It's inevitable. There just aren't enough hours in a day. At least not when you are making an effort to get somewhere close to seven hours of sleep a night. I'm envious of those Bill Clinton/Martha Stewart types who are able to be productive on four or five...I'll be THEY manage to keep THEIR blogs consistently updated.
The fact is, no matter what I do, someone gets the short end of the stick. Sometimes it's my mom, when I skip a visit after work so that I can pick up Nathan from daycare when one of the other kids has a school event that Jack needs to attend. Sometimes it's Nathan, who gets fed another nutritious Happy Meal (not that he's complaining) after a ten-hour day in nursery school while dementia patients hover and coo around him. Almost always it's Jack, who as an able-minded adult has to fend for himself while his life partner attends to everyone's needs but his. And of course, I don't usually take very good care of myself either, despite constantly renewed vows to start eating better and exercising more regularly.
For now, in lieu of more excuses, I'll try to hit the highlights of the last few months:
My mom enjoyed a few visitors towards the beginning of the year, including her sisters and Tom and Judy Ordens, dear old friends from our time in Wisconsin, who had last seen her about eight years ago on a trip to see the Frank Lloyd Wright Falling Water house in Pennsylvania. They were wistful about not making the trip to visit a year ago, when my mom was more cognitively present, but you can only live in the present and they were grateful for the change to spend a little time visiting with her and connecting with her as best as they could now.

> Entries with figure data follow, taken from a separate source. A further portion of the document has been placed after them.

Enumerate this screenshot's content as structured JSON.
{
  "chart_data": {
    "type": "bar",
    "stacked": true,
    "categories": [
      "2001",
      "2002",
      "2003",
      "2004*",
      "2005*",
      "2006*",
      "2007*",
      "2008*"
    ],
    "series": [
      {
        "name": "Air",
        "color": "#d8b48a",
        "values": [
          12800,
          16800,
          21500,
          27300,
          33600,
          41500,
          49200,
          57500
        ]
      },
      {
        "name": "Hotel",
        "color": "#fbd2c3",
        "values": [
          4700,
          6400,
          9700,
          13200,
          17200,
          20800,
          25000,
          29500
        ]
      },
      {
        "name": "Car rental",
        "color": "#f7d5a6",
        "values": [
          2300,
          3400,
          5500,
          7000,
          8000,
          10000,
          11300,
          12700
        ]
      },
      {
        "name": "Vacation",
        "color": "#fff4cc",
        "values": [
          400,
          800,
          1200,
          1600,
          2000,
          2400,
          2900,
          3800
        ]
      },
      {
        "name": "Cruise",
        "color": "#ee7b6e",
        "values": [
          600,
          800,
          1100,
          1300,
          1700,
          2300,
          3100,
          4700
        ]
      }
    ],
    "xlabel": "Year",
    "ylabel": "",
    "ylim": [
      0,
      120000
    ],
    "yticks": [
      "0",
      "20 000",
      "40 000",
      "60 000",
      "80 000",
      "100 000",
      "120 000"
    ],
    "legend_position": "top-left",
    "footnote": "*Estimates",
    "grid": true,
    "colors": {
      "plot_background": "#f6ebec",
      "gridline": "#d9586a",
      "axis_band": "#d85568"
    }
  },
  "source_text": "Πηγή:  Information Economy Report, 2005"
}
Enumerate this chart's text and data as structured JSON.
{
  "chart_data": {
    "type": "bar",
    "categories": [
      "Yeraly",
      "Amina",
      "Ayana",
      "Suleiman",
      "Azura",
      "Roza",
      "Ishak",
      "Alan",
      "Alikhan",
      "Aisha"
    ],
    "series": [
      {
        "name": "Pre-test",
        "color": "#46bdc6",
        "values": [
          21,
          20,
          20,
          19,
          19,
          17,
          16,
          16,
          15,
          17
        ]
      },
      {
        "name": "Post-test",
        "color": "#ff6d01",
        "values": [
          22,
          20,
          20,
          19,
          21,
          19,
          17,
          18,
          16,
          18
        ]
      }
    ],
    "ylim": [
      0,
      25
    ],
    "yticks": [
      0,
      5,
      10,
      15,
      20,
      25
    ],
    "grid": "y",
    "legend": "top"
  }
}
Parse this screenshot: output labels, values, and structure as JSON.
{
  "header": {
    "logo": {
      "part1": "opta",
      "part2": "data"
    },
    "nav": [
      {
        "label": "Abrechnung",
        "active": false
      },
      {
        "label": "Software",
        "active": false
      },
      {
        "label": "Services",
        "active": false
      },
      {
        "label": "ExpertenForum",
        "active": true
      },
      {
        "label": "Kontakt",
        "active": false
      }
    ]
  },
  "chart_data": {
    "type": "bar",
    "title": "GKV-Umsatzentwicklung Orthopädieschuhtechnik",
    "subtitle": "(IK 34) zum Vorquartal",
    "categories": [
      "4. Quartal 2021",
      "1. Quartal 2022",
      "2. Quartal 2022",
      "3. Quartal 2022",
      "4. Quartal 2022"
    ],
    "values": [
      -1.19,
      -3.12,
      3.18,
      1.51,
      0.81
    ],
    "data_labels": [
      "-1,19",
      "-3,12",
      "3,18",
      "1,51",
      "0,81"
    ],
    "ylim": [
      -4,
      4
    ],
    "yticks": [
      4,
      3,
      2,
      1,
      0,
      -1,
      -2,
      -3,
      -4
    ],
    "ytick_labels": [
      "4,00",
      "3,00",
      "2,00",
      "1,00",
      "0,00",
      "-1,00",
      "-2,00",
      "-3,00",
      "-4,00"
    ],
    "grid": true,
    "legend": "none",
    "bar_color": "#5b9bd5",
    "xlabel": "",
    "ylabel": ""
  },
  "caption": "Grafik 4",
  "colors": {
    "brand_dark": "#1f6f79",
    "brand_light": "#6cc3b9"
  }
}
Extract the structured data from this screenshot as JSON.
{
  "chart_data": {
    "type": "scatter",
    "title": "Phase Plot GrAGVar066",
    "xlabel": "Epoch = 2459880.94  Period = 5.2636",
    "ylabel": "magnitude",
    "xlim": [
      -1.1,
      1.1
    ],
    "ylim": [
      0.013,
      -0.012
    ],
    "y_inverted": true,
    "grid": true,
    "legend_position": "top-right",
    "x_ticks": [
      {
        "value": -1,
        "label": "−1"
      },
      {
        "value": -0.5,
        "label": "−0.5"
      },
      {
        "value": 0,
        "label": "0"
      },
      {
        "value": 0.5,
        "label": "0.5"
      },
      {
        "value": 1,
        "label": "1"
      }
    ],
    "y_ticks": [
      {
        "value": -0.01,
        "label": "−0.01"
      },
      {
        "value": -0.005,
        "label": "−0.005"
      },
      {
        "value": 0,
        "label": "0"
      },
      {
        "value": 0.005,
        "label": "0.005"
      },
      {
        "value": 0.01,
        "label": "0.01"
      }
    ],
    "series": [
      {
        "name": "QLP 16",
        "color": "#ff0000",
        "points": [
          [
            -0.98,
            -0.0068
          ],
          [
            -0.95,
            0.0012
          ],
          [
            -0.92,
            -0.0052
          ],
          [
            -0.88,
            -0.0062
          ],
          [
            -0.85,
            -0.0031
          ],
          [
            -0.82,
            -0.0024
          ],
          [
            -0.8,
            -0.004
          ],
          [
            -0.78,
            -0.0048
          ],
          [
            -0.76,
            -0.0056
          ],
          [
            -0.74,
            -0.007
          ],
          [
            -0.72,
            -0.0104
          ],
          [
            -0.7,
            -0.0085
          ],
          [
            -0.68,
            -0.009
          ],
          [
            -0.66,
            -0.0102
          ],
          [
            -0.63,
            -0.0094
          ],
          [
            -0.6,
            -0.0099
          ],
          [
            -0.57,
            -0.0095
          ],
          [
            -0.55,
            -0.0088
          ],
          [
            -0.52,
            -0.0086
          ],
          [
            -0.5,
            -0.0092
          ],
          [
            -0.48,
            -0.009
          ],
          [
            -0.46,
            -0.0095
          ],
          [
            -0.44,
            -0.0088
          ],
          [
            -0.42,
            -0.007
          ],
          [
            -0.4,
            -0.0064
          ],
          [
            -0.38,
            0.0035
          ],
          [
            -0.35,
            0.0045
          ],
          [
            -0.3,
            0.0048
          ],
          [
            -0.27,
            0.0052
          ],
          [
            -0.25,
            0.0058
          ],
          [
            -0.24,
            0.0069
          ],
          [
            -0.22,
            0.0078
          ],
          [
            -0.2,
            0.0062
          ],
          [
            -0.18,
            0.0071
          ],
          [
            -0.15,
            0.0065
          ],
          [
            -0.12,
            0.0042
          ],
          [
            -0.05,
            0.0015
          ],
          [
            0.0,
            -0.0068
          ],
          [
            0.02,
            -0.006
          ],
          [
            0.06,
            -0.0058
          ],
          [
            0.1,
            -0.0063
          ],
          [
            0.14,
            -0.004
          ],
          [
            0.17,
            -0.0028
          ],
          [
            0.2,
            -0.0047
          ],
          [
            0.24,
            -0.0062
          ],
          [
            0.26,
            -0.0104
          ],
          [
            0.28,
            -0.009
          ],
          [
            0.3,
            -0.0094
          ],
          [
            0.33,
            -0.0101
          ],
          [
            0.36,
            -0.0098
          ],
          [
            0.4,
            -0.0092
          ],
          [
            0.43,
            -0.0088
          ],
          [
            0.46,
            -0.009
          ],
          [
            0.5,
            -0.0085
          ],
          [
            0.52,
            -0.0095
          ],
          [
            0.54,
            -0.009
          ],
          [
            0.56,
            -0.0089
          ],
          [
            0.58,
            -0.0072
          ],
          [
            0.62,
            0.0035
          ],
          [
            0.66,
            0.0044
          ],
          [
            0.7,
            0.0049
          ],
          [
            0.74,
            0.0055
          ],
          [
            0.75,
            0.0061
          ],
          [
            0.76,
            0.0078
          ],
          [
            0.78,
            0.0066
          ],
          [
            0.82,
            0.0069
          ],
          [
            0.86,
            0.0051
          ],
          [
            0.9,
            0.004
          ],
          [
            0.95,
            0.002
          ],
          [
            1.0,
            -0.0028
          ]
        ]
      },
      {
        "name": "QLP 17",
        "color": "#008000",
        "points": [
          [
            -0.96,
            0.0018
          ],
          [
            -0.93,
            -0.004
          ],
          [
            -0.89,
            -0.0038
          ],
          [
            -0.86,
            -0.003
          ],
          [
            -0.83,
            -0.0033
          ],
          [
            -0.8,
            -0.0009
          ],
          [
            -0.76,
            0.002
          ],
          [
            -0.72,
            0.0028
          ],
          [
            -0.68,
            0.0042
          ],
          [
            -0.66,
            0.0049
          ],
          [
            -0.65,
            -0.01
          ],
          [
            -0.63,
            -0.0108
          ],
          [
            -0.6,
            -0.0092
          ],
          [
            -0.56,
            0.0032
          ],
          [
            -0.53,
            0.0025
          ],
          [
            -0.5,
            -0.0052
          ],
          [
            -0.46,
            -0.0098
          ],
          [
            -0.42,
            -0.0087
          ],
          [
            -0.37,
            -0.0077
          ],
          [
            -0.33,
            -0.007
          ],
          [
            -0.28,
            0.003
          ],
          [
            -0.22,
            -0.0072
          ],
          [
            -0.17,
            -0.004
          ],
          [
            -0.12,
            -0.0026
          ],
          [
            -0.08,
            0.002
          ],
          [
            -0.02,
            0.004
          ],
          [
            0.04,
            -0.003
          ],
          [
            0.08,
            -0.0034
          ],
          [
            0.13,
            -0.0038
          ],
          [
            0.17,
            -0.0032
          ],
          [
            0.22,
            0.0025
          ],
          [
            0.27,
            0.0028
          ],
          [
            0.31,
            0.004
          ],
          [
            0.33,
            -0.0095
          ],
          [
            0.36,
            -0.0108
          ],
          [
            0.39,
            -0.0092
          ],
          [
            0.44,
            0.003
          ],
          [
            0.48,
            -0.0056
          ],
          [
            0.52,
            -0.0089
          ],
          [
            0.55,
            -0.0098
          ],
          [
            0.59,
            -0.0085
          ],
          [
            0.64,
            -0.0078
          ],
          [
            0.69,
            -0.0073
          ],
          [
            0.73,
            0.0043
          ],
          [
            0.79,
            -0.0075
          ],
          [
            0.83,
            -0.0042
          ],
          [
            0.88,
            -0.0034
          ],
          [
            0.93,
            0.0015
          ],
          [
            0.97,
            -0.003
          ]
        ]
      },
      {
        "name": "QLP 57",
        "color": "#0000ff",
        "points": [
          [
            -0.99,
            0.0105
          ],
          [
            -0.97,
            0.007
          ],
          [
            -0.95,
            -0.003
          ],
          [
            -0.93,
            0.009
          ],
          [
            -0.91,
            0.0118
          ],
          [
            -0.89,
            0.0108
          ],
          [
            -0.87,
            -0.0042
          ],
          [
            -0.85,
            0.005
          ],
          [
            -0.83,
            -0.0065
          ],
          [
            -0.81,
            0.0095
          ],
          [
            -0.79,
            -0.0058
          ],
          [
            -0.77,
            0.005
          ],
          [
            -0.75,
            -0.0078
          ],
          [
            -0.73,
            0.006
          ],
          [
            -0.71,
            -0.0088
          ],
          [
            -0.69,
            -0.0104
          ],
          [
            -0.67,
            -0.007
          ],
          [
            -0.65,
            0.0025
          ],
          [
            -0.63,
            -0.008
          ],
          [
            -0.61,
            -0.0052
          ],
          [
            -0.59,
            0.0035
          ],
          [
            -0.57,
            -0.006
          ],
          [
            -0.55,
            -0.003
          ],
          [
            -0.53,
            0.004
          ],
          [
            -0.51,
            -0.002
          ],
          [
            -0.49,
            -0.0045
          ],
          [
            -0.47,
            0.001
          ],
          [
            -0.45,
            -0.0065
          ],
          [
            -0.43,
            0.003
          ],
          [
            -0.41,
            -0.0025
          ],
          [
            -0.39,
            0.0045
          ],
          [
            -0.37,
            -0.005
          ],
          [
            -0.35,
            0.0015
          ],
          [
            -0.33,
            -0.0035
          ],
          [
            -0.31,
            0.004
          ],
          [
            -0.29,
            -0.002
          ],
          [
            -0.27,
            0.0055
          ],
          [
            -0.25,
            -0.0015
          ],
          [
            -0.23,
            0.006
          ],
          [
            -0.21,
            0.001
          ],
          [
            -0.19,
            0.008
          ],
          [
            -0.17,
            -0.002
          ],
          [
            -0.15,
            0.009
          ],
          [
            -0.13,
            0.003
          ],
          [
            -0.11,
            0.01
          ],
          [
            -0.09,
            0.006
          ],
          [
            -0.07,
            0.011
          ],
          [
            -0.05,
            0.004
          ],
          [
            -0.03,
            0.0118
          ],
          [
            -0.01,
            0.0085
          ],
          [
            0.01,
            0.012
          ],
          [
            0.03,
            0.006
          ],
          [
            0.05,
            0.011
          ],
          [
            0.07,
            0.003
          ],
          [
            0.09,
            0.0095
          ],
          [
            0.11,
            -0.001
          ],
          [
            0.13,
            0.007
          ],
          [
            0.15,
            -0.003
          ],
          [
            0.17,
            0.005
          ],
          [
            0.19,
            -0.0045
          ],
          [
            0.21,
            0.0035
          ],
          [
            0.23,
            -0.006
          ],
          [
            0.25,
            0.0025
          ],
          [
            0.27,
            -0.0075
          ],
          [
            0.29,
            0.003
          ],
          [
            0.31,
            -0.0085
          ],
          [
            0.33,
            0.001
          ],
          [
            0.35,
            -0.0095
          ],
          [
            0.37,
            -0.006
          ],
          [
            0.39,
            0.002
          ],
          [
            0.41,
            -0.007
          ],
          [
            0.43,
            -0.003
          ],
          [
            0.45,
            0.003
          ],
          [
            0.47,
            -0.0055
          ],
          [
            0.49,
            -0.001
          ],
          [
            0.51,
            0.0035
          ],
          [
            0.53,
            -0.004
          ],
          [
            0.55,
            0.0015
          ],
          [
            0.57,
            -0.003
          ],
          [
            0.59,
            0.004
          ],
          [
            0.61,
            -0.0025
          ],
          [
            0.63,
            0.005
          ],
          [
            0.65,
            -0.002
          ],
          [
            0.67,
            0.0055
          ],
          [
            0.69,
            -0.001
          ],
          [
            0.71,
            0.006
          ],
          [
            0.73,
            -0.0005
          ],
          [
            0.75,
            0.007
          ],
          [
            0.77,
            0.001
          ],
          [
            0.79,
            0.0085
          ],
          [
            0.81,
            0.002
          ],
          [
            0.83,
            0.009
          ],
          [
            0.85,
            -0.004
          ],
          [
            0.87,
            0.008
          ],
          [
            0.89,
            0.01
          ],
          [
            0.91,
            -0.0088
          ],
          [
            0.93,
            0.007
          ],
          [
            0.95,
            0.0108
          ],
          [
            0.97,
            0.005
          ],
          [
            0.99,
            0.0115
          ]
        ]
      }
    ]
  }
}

Tim was also in town for about a week in February, which gave me a longer break and we were able to deal with some of the legal paperwork that this kind of unexpected medical situation brings.
As far as my mom's health goes, her cognitive decline seems to have stabilized somewhat and her weight is stable (she lost a fair amount over the winter), but her emotional health is a bit more of a roller-coaster. The last couple of weeks have seemed bad to me, with increased paranoia and agitation, but the regular nurses and aides tell me that she's generally pretty calm and acts happy. I guess it's a sign that she still recognizes me, that she reacts so strongly during my visits. I guess my presence stimulates an emotional reaction and she just wants to communicate about what is happening to her. She's not necessarily clear on WHAT bad thing is happening, but she's definitely able to express that she's not pleased about it!
It's something I need to have a conversation with the geriatric psychiatrist about and maybe they'll try adjusting her medications.
As so many of the other residents are much, MUCH older, it's inevitable that I'll be witness to their passings as time goes by. One of my favorites, Dolly, recently died of heart failure, even though I would have said she was one of the healthier ones. She was a small woman and wore her hair pulled back in little girl braids and had particularly child-like mannerisms and during almost every visit we would discuss how her mother was coming to pick her up and take her to Webster.
In contrast, my mom's first roommate there, Millie (who everyone calls Grandma), is now almost 105 and I'm fairly convinced that she is NEVER going to die.
I'll go ahead and post this is hopes of writing more soon.